Il y a bien longtemps, un mammouth mort pouvait nourrir vingt-cinq Néandertaliens affamés pendant un mois, quand un de leurs congénères ne fournissait à ces mêmes Néandertaliens qu’un tiers de leur apport calorique journalier.

Un nouveau regard porté sur la valeur nutritionnelle de la chair humaine montre que, par rapport aux autres proies du Paléolithique, les humains n’étaient pas particulièrement caloriques pour leur taille.

« Lorsque vous nous comparez à d’autres animaux, nous ne sommes pas du tout nutritifs », déclare l’auteur de l’étude James Cole de l’Université de Brighton, qui a publié ses travaux dans Scientific Reports.

Selon ses estimations, les viandes de sangliers et de castors représentent environ 1 800 calories pour chaque portion de 500g de muscle, contre 650 calories pour un humain moderne. C’est à peu près ce à quoi on pourrait s’attendre compte-tenu de notre taille et de notre musculature par rapport aux autres animaux.

Mais alors, si les humains ne sont pas particulièrement nutritifs, pourquoi les manger, voire les préférer à d’autres proies ? Après tout, à moins qu’ils ne soient malades ou mourants, ils ne sont pas faciles à chasser.

« Vous devez organiser une partie de chasse et traquer ces personnes, elles ne restent pas là à attendre que vous les poignardiez avec une lance », explique Cole.

Au lieu de cela, Cole soutient que, sans doute, les pratiques cannibales anciennes n’avaient pas pour seul but la sustentation ; elles avaient peut-être également diverses fonctions sociales.

 

Les archéologues ont mis au jour des preuves de cannibalisme dans l’arbre généalogique humain datées d’au moins 800 000 ans. Et bien que les marques sur les os découpés et rongés ne puissent pas révéler les motivations de telles pratiques, les vestiges anciens offrent quelques indices sur la diffusion des pratiques cannibales tout au long de l’évolution humaine.

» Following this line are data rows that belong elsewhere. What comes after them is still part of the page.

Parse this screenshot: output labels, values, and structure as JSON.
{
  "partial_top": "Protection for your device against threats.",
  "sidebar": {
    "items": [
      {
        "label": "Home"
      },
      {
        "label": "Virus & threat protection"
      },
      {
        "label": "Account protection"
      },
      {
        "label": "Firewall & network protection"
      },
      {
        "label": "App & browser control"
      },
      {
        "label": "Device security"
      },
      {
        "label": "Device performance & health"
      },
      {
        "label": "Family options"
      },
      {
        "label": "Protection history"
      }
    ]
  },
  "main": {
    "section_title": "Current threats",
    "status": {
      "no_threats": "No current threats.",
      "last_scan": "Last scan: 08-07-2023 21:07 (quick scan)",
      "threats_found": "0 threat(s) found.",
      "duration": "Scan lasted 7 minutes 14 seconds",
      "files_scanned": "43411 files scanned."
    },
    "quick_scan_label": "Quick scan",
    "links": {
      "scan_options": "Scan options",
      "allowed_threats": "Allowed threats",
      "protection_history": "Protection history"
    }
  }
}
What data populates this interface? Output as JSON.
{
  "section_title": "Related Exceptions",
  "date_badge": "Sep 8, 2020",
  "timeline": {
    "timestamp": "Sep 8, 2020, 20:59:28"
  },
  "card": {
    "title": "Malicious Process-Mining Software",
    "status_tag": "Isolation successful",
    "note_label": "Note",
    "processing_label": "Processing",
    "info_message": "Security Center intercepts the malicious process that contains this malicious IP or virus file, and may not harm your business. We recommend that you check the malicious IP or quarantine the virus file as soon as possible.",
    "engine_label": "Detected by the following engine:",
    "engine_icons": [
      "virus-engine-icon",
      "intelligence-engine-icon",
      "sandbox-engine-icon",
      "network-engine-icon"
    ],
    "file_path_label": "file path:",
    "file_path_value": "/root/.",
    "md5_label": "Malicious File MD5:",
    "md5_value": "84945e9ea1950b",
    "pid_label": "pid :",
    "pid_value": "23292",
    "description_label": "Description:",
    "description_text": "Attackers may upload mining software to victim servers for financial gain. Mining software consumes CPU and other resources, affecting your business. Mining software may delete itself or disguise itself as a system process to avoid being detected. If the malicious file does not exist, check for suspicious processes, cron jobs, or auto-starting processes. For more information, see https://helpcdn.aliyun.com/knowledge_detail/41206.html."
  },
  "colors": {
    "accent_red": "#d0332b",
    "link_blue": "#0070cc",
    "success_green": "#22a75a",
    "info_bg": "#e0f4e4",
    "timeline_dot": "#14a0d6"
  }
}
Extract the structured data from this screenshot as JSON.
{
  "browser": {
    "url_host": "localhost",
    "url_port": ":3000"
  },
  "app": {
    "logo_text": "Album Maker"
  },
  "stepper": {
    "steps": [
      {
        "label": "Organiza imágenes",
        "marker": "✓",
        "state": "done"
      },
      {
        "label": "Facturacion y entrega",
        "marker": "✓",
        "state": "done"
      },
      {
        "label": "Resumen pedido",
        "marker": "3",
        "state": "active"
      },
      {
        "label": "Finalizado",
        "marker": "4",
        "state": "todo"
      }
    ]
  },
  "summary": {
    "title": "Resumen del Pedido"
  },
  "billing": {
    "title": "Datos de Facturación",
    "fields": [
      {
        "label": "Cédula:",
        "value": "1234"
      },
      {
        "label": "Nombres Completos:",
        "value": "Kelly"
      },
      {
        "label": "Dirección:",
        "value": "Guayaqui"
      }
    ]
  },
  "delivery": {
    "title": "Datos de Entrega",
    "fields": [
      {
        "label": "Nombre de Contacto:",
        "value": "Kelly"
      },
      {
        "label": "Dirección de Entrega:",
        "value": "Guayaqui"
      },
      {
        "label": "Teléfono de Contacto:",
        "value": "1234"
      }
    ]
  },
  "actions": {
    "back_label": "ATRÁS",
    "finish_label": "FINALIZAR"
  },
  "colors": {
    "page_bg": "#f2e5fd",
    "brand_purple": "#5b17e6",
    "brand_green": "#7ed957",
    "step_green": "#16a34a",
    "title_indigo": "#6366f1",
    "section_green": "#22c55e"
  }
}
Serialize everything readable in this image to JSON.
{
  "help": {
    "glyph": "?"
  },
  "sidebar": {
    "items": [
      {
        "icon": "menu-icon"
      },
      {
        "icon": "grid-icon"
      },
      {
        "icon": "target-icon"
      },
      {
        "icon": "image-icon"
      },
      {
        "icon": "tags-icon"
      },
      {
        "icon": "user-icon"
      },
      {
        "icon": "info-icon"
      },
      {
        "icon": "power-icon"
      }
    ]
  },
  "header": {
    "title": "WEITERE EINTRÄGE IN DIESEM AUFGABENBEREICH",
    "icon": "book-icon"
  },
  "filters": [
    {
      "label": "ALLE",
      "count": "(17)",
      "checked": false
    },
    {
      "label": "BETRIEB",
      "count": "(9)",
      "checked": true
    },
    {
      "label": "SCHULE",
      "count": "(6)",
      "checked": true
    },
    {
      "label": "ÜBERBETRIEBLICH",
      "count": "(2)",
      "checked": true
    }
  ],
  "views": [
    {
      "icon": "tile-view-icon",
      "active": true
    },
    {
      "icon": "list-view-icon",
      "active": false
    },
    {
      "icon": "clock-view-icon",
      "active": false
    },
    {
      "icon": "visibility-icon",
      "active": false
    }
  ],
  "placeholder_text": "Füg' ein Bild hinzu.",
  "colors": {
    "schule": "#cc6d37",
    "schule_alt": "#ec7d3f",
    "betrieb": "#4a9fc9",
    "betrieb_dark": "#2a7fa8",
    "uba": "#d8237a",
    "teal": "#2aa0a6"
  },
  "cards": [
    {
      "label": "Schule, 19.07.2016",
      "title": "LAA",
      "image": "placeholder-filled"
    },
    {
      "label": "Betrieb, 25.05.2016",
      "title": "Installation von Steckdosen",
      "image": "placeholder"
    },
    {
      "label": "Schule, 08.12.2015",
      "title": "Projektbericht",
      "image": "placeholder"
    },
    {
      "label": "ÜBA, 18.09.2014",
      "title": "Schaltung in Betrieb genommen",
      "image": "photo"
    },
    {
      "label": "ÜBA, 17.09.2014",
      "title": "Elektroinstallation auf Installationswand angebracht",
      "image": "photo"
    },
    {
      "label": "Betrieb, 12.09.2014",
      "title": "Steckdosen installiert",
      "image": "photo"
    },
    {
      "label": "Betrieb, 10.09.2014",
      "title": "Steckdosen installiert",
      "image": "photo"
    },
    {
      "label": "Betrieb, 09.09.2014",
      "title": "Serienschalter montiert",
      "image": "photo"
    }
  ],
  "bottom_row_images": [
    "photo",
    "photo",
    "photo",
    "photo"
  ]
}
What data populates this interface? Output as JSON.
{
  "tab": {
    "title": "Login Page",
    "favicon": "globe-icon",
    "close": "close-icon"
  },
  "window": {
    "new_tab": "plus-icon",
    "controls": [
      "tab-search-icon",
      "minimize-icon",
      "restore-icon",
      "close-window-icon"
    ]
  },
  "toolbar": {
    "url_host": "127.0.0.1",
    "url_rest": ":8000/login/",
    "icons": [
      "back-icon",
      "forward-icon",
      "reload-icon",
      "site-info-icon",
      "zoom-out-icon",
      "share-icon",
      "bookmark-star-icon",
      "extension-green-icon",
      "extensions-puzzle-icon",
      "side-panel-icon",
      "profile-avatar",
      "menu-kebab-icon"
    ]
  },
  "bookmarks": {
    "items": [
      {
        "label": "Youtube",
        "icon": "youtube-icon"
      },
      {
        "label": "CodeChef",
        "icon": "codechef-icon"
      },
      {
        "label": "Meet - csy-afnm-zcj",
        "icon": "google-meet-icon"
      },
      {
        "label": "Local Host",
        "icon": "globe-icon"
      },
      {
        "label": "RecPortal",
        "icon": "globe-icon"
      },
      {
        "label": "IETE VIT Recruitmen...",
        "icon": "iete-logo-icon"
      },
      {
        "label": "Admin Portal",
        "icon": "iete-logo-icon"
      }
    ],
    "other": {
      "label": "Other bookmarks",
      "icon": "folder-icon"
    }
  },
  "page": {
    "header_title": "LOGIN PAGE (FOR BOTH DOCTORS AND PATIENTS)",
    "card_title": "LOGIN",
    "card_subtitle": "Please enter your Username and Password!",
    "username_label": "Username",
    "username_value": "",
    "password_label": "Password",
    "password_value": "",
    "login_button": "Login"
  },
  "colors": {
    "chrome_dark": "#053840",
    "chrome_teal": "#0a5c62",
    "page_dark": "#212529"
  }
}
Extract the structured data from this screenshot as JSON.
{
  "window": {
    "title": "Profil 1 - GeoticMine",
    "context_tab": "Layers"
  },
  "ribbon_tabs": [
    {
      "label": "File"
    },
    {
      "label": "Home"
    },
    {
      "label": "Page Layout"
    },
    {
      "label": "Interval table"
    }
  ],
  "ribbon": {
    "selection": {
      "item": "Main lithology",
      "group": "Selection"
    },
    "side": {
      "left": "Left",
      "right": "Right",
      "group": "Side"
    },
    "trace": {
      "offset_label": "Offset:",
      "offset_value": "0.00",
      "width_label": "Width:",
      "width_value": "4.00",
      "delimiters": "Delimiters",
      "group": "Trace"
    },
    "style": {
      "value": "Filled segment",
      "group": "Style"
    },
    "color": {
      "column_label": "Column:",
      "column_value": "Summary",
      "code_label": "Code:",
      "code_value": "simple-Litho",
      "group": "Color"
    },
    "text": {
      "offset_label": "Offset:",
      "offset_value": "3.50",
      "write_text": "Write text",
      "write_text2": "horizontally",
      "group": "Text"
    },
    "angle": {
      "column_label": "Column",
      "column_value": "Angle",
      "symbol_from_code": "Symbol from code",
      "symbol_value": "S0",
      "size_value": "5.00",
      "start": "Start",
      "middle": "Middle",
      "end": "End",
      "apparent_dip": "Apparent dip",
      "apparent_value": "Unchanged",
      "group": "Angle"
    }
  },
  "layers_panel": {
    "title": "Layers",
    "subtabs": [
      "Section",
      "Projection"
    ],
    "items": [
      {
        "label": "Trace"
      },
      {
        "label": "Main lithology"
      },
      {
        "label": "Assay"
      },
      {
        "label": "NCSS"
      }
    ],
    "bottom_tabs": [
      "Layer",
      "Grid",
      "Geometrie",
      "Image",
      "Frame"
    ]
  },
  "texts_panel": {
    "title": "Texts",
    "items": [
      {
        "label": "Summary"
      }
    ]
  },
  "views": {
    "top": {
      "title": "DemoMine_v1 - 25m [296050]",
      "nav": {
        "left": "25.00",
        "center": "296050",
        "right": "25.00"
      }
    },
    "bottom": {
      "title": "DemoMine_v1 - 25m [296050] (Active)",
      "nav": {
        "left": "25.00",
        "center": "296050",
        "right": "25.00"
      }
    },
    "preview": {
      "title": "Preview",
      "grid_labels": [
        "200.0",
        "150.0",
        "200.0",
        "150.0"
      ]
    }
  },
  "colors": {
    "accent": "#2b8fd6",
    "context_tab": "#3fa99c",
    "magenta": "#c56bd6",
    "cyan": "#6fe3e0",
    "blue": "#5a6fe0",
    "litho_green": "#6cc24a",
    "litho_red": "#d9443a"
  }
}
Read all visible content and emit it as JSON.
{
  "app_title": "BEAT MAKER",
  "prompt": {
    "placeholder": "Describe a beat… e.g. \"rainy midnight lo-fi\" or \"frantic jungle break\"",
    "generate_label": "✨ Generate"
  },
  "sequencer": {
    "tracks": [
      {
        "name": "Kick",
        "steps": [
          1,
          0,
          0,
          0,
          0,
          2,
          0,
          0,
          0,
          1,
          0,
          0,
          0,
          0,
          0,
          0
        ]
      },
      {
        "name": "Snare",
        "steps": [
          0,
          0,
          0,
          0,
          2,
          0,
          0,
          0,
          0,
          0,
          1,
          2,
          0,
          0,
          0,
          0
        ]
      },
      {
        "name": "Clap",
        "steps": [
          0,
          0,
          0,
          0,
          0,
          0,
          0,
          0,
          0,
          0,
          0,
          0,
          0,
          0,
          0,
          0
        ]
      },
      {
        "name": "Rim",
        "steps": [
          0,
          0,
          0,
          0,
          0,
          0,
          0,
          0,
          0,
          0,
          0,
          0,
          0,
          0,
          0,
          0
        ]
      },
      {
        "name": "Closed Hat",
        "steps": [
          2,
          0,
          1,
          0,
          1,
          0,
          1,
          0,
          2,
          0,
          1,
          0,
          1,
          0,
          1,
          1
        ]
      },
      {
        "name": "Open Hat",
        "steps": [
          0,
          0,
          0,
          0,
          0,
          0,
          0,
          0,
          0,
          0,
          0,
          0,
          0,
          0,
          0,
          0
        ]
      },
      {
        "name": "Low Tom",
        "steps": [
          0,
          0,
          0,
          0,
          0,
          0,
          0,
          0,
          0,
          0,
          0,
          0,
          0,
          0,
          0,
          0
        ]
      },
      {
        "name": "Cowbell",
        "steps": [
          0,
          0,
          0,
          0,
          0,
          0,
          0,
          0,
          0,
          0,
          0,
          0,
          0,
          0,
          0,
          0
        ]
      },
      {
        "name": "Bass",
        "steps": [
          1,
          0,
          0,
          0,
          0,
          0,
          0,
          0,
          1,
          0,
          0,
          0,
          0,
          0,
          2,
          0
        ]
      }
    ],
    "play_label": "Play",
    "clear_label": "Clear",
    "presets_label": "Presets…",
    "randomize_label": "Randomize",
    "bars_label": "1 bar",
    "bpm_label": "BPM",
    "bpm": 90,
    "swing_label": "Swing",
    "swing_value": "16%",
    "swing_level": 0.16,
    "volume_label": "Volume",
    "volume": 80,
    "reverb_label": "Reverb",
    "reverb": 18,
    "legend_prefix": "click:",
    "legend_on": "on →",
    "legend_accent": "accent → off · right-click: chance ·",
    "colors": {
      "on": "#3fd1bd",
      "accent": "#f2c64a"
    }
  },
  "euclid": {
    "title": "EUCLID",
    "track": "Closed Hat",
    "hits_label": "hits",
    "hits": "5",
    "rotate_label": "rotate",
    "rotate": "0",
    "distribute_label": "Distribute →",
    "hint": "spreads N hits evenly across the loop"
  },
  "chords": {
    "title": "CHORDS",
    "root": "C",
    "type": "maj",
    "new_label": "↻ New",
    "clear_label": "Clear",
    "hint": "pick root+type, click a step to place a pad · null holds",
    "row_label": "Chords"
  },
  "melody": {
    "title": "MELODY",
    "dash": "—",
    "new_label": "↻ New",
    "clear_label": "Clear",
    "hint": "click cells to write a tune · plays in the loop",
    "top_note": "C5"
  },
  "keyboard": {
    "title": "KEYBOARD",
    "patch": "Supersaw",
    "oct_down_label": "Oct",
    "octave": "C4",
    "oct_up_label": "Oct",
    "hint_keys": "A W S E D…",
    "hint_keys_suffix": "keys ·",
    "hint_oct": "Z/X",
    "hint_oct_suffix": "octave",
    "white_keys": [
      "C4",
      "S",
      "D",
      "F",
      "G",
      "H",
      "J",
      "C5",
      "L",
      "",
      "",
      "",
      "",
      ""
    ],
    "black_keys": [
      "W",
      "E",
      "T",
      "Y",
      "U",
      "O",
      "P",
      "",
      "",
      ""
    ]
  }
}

Sur le site de la grotte Gran Dolina en Espagne, par exemple, les restes de bisons, de moutons et de cerfs ont été mélangés à ceux d’au moins onze êtres humains, tous enfants ou adolescents, dont les os présentaient des signes de cannibalisme. En plus des marques montrant que la chair avait été arrachée de l’os, des preuves suggèrent que les résidents de Gran Dolina – un ancien parent de l’Homme moderne appelé Homo antecessor – ont manipulé le cerveau de leurs victimes.

Les parties humaines dépecées apparaissent dans la grotte sur une période d’environ 100 000 ans, ce qui suggère que la pratique était assez courante.